検査に合格した輸入玩具には、中国国家品質監督検査検疫総局から検査証明が発行されます。不合格となった場合、検査検疫処理通知書を出し、特に、人身や財産の安全、健康、環境保護に係る項目での不合格の場合には、中国国家品質監督検査検疫総局が、返品または廃棄処分を命じます。その他の項目での不合格の場合には、中国国家品質監督検査検疫総局の監督の下、技術的な改善処理などを施して、再検査を受け、合格した後、販売または使用が許可されます。
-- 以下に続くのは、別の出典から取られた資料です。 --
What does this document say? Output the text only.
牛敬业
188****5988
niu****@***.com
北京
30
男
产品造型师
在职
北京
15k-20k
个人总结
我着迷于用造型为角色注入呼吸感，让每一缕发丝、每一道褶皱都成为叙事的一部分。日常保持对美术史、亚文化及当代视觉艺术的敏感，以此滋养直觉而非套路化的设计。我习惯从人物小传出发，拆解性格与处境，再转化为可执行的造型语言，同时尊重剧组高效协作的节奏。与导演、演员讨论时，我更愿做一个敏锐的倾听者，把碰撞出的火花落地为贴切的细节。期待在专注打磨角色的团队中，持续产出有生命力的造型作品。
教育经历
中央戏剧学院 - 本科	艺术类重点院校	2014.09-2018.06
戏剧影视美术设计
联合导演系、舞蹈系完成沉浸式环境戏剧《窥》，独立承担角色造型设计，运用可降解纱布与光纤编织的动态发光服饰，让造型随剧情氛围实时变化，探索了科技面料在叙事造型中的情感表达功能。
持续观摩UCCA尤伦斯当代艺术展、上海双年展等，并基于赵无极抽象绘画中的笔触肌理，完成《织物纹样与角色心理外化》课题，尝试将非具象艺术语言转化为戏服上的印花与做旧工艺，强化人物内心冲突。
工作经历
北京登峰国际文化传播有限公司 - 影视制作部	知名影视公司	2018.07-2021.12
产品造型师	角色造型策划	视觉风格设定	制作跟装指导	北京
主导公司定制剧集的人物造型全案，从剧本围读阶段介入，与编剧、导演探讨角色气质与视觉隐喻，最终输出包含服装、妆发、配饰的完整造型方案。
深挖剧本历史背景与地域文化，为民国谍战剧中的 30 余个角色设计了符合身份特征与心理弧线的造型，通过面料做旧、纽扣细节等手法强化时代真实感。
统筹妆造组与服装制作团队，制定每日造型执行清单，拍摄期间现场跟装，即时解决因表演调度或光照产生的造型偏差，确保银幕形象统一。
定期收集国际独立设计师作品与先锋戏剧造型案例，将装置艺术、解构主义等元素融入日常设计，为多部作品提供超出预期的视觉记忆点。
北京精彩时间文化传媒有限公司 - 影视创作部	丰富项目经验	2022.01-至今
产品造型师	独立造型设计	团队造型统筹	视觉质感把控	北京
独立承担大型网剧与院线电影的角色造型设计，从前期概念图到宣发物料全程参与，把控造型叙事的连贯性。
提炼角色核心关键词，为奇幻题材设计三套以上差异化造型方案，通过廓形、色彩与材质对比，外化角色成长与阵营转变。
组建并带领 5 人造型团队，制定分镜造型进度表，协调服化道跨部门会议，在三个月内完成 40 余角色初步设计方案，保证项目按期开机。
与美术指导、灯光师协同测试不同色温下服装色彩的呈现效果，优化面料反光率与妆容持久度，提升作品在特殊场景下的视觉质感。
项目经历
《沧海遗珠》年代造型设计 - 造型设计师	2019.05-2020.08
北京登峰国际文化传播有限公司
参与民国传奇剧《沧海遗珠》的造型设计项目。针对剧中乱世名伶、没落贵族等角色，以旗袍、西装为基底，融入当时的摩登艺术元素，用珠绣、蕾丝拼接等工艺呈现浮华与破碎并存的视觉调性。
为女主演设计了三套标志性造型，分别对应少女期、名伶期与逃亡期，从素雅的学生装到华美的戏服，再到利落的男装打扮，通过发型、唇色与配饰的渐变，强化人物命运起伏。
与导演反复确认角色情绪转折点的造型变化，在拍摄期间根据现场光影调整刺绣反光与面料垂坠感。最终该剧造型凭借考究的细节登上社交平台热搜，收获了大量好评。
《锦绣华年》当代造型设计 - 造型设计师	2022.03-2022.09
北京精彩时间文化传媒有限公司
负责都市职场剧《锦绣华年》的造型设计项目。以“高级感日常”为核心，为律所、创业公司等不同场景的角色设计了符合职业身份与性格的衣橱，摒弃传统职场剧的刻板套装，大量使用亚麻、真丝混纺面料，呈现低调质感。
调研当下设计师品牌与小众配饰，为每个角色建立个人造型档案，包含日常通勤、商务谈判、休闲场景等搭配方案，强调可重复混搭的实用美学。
II. 玩具に対する中国強制認証(CCC)制度について 
中国国家品質監督検査検疫総局と中国国家認証許可監督管理委員会は、2007年6月1日に施行された「国家品質監督検査検疫総局公告2005年第198号—強制製品認証実施玩具製品目録」により一部玩具を強制製品認証の実施対象とすることを決定し、児童用の車の玩具、人形・ぬいぐるみ、電気玩具、プラスチック玩具、弾発射玩具、金属製玩具を中国強制認証品目に追加しました。輸出しようとする玩具がこの強制認証の対象となる場合は、売買契約前に中国側の輸入業者と協力して、当該玩具の事前検測合格認証を取得しておく必要があります。それにより、所定のCCCマークを商品に付けることが許可され、CCCマークを付した玩具を日本から輸出できます。CCCマークなしの玩具に対しては、中国国家品質監督検査検疫総局の下部機関である出入国検査検疫機関から「輸入通関票」の発給が受けられず、税関への輸入申告もできません。結局、CCCマークなしの玩具は、輸入のみならず、出荷、販売、その他営業活動を行うことはできません。また、2010年12月1日に施行された「玩具製品強制認証実施規則の改正に関する公告」は、6種類の玩具製品の実施規則の改正を発表するとともに、2011年1月1日以降の新規申請から執行するとしています。


III. 製品の表示と認定 
玩具の使用説明には、各種の児童用玩具の安全性能について規定があり、玩具の説明書のフォントや使用している材料の名称について、詳細な強制規定を定めています。製品の包装、使用説明書およびラベルには必ず玩具使用の対象年齢を明示し、警告を必要とする玩具には、「危険」、「警告」などの文言を中国語で明示することが必要です。


IV. 児童玩具のリコール規定 
2007年8月27日に施行された「児童玩具リコール管理規定」では、中国国内で生産・販売される児童玩具が対象とされることが明確にされましたが、輸入児童玩具のリコールについて、「児童玩具リコール管理規定」第45条で、出入国検査検疫機関が中国国家品質監督検査検疫総局の関連規定に従い執行することが明確にされました。現時点では、中国国家品質監督検査検疫総局の関連規定とは「輸出入玩具検査監督管理弁法」を指し、同法第30条では輸入玩具の取扱者が責任を持ってリコールを行うことが明確にされています。中国向け玩具の輸出者は、その商品の安全性を十分に認識してから輸出することが肝要です。これと同時に、児童玩具のリコール運用はかなり複雑ですから、中国側の輸入業者、取扱者とも充分に連絡を取り合い、協調して業務を進めることが重要です。